Back to LanguageTool Homepage - Privacy - Imprint

Better spelling suggestions would be really nice to have


(Jan Schreiber) #1

Today a LanguageTool user suggested the word 'analpherbet' should be added to the German dictionary, almost certainly a misspelling of 'Analphabet'.
Aspell's first suggestion is 'Analphabet', LanguageTool (via Hunspell) doesn't offer any suggestions, that's why that particular user suggested this word to the dictionary.
IMO, this is an extremely disappointing result: Users apparently assume that 'analpherbet' isn't in the dictionary due to some oversight and think their spelling is correct because we do not offer a reasonable correction.
Would it be possible to base the LT suggestions on a fixed list of words, for example? The suggestions Hunspell has to offer are often weird, and sometimes it fails to offer any.


(Daniel Naber) #2

Actually, hunspell's suggestion is correct, you can check that at https://j3e.de/cgi-bin/spellchecker. But LT doesn't use hunspell, as its generation of suggestions is too slow. For German, we use a Morfologik-based approach that doesn't always work exactly like hunspell. Analpherbet (uppercase A) works okay, for example.

I don't have a solution for this. Any solution would need to be 100% Java, very fast, and would need to support compound words. As far as I know, such a spell checker doesn't exist yet.


(Daniel Naber) #3

Actually, we don't need everything on our server to be 100% Java. If someone knows a fast spell checker that supports compounds and comes with a dictionary for German, let me know.

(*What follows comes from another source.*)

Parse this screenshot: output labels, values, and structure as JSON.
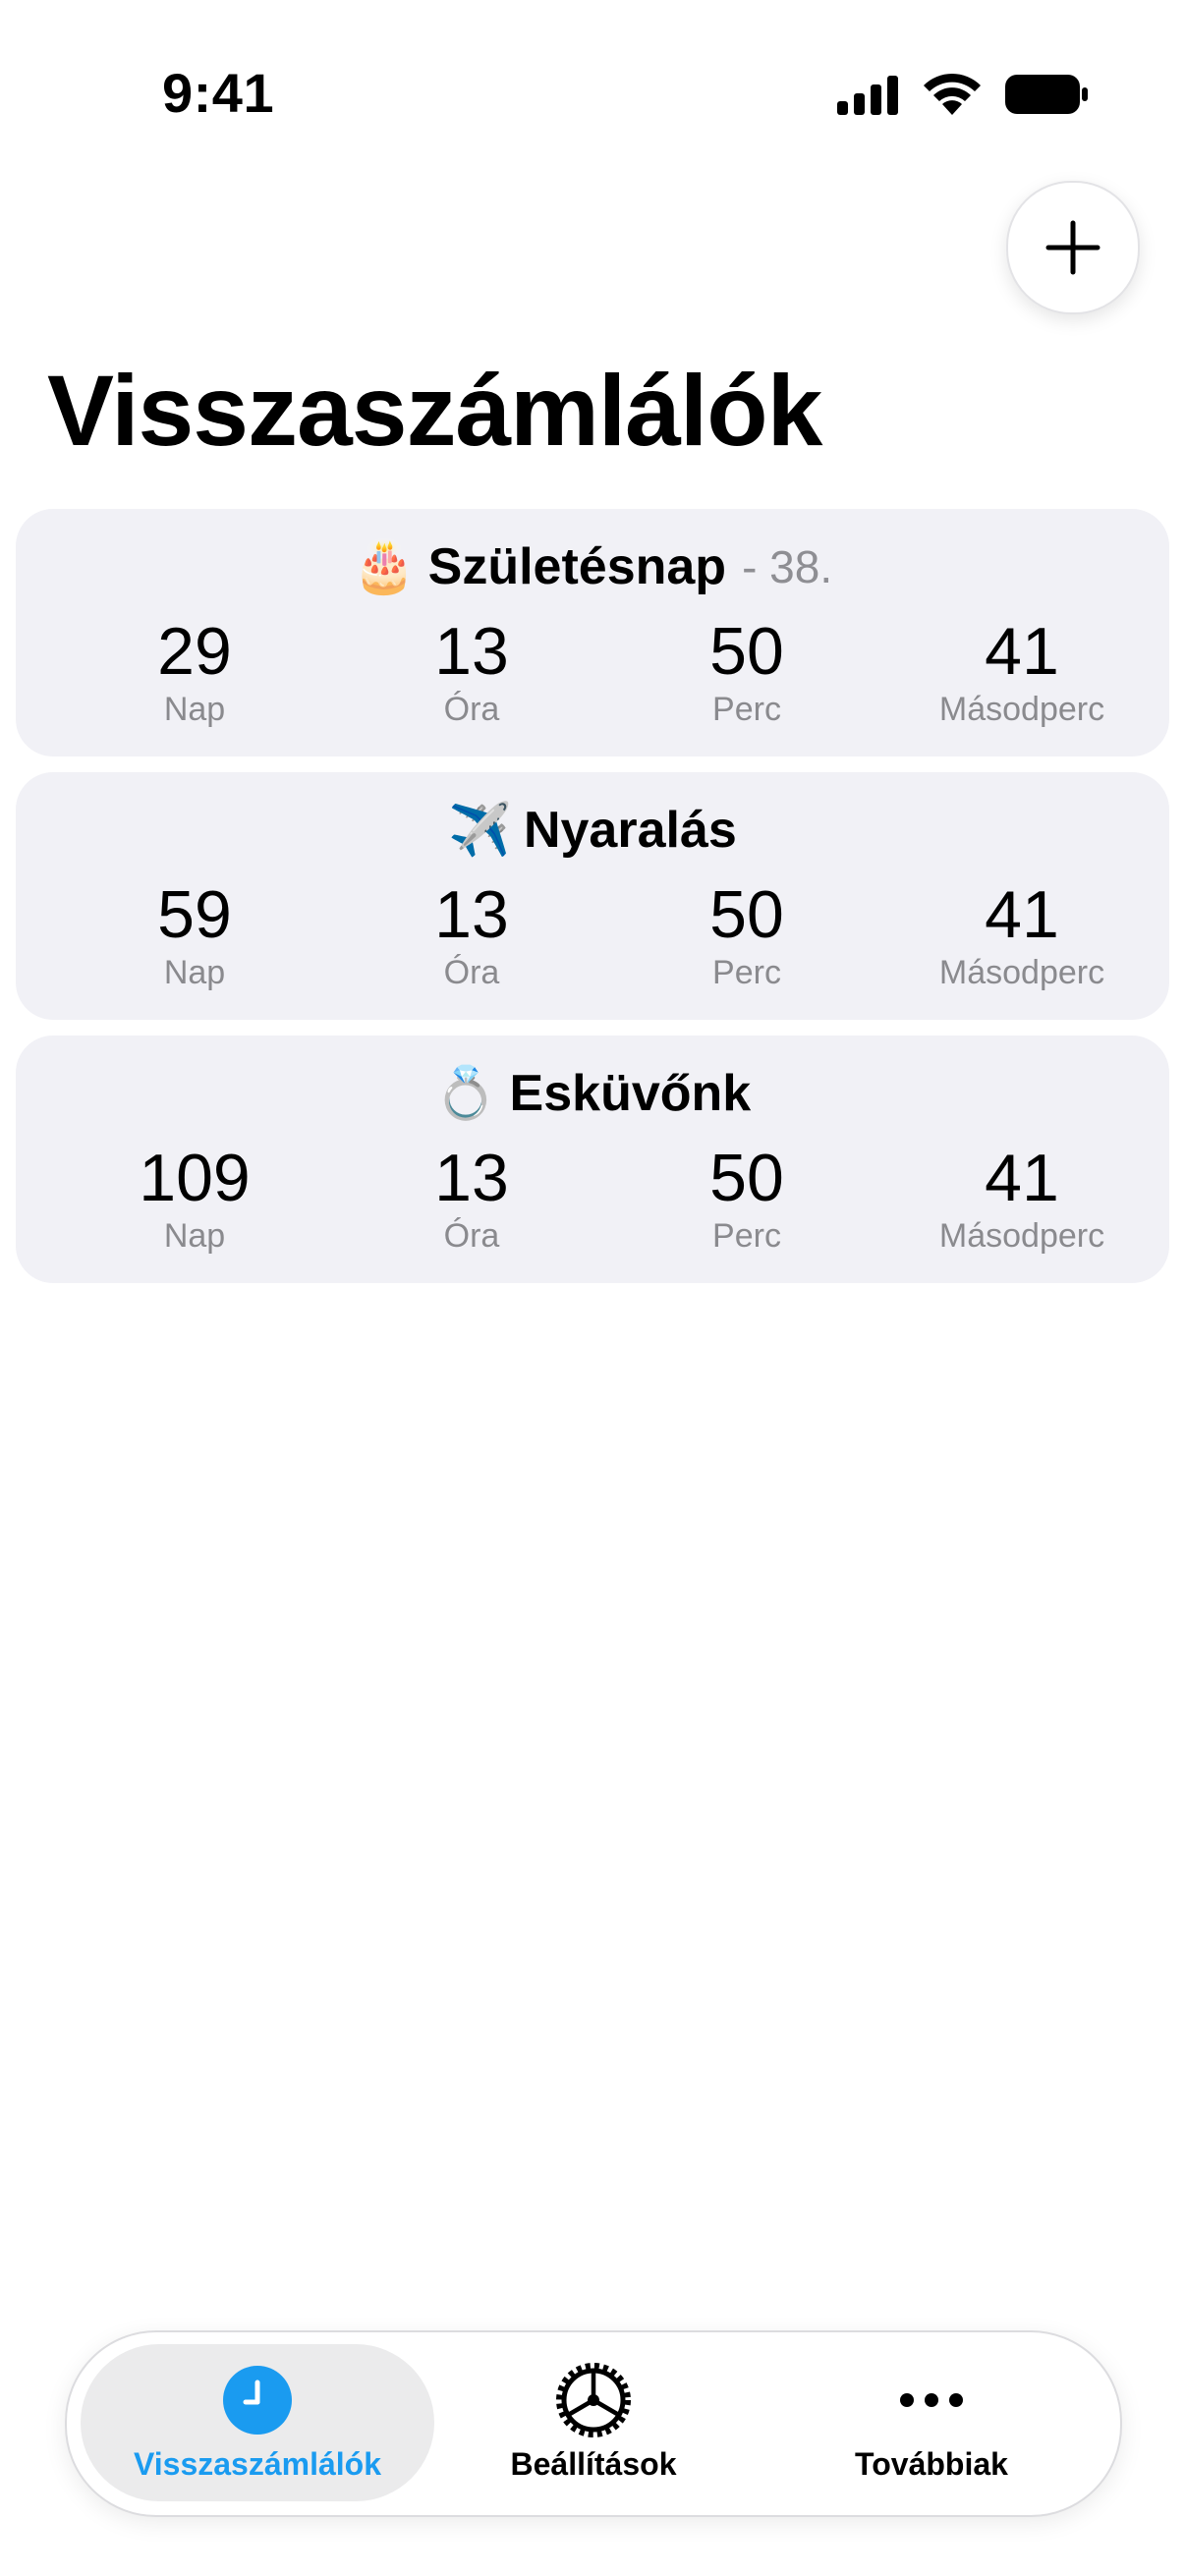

(Lodewijk Arie van Brienen) #4

the main problem with the accuracy of Hunspell is that it doesn't have the option to sort by phonetic distance. (I've had many cases where the proper word was rendered 'invisible' by its position in the list)


(Daniel Naber) #5

I just ran a test by setting MAX_EDIT_DISTANCE = 3; (instead of 2). With that, analpherbet will get its correct suggestion. Unfortunately, this slows down checking by a factor of 2.5 (measured with org.languagetool.rules.patterns.PerformanceTest), so I don't think that's an option.


(Tiago F. Santos) #6

This is done in the REP section of the affix file (e.g. de_DE.aff).
The main issue is that each replacement pair (phonetic equivalent) has to be added manually to the list.
Hunspell seems fast to me, but it does a lot of processing. It decreases even further in speed, with extra logic added to the aff file, or, as for example, with a very good and extensive wordlists, like the ones that are maintained here for German.
Extra rules, similar to the phonetic replacement lists, are the most time-consuming.
The more you improve, the slower it gets. No way around it. The logic also applies to grammar rules, though.


(Jan Schreiber) #7

Too bad it didn't work out. Thanks for giving it a shot anyway!


(Curon Davies) #8

Symspell is an interesting approach, there is no implementation that supports compounds, but there is a suggestion in this reply:
http://blog.faroo.com/2012/06/24/1000x-faster-spelling-correction-source-code-released/#comment-961485

Maybe the could be incorporated into Morfologik?


(Jan Schreiber) #9

I made a feature request on GitHub with a sketch of a very simple solution.